The question the data address is why uptake sequences in coding regions are preferentially located in particular reading frames, specifically the effect of the codons they use on how efficiently the mRNA can be translated.  I had used the overall frequencies of different codons in the proteome (all the proteins the genome encodes) to estimate codon 'quality', by summing the frequencies of the three codons specified by the uptake sequence in a specific reading frame, and dividing this by the sum of the frequencies of the best (most-used) codons for the same amino acids.  This analysis showed no relationship between codon quality and the reading frame bias.  

In retrospect I should have multiplied the frequencies rather than adding them.  This both gives a more realistic approximation of how the codons' effects interact, and eliminates the differences caused by the differing frequencies of different amino acids in the proteome.  I should also have excluded those uptake sequence positions that allowed more than one codon. 
And I probably should have done the analysis for different species rather than only for H. influenzae (though, to be fair on myself, at the time I was working on a H. influenzae USS analysis). 

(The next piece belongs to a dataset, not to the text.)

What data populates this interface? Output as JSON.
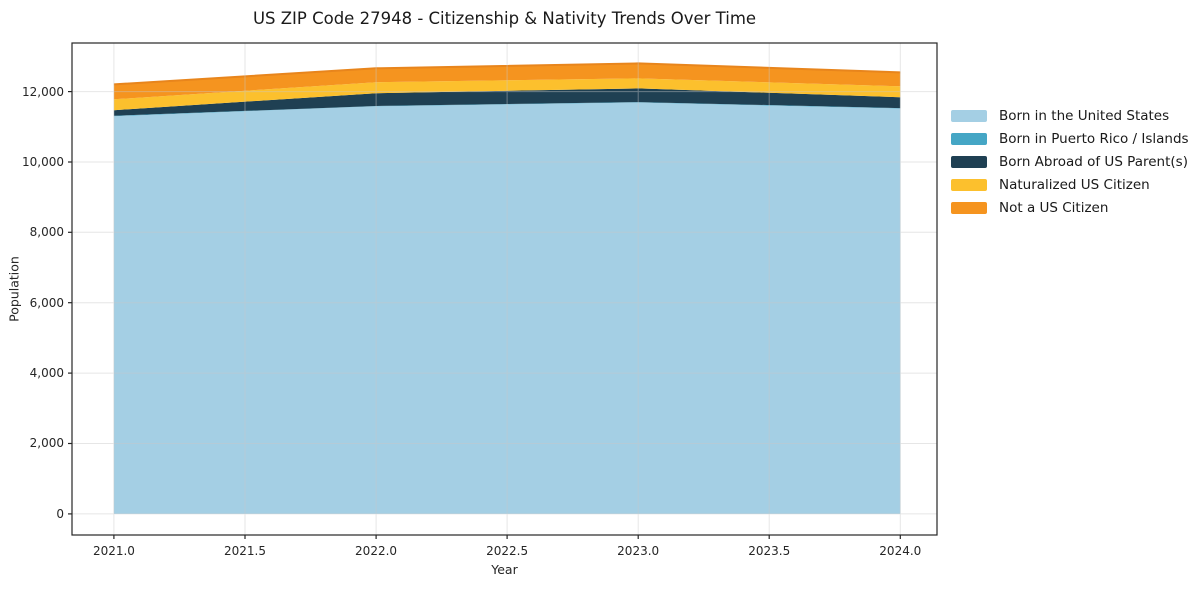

So now I've redone the analysis for the three species that exemplify the different uptake sequence types (H. influenzae, A. pleuropneumoniae and N. meningitidis), and find a substantial effect of codon quality.  That is, in each species, uptake sequences are mostly found in reading frames that allow use of the most common codons for those amino acids.  As codon frequency is thought to reflect the abundance of the corresponding tRNAs, this means that differences in the efficiency of translation explain some of the differences in reading frame use.

Collaborative writing

My bioinformatics collaborator is in town till next Friday, so we can work together to finish up our uptake sequence manuscript.  We have done (she has done) a lot of different analyses addressing various questions about how uptake sequence accumulation has affected protein evolution and vice versa, and I'm having a hard time keeping them all straight (partly because I haven't been thinking about this project for a while).  

The manuscript is mostly written already; but some parts of the Results are still up in the air because they were waiting for some final data.  It also needs polishing and some revising to incorporate results from a Neisseria uptake sequence paper that came out a few months ago.

To cope with all the data we've been occasionally creating 'Flow of Results' pages that summarize our results and conclusions, in the order we think the paper should present them. Yesterday we began our final push by going through the most recent version of the Flow of Results'.  I'm not sure we have everything in the perfect order, but we have an order that's good enough, with each result triggering a question that's addressed by the next result.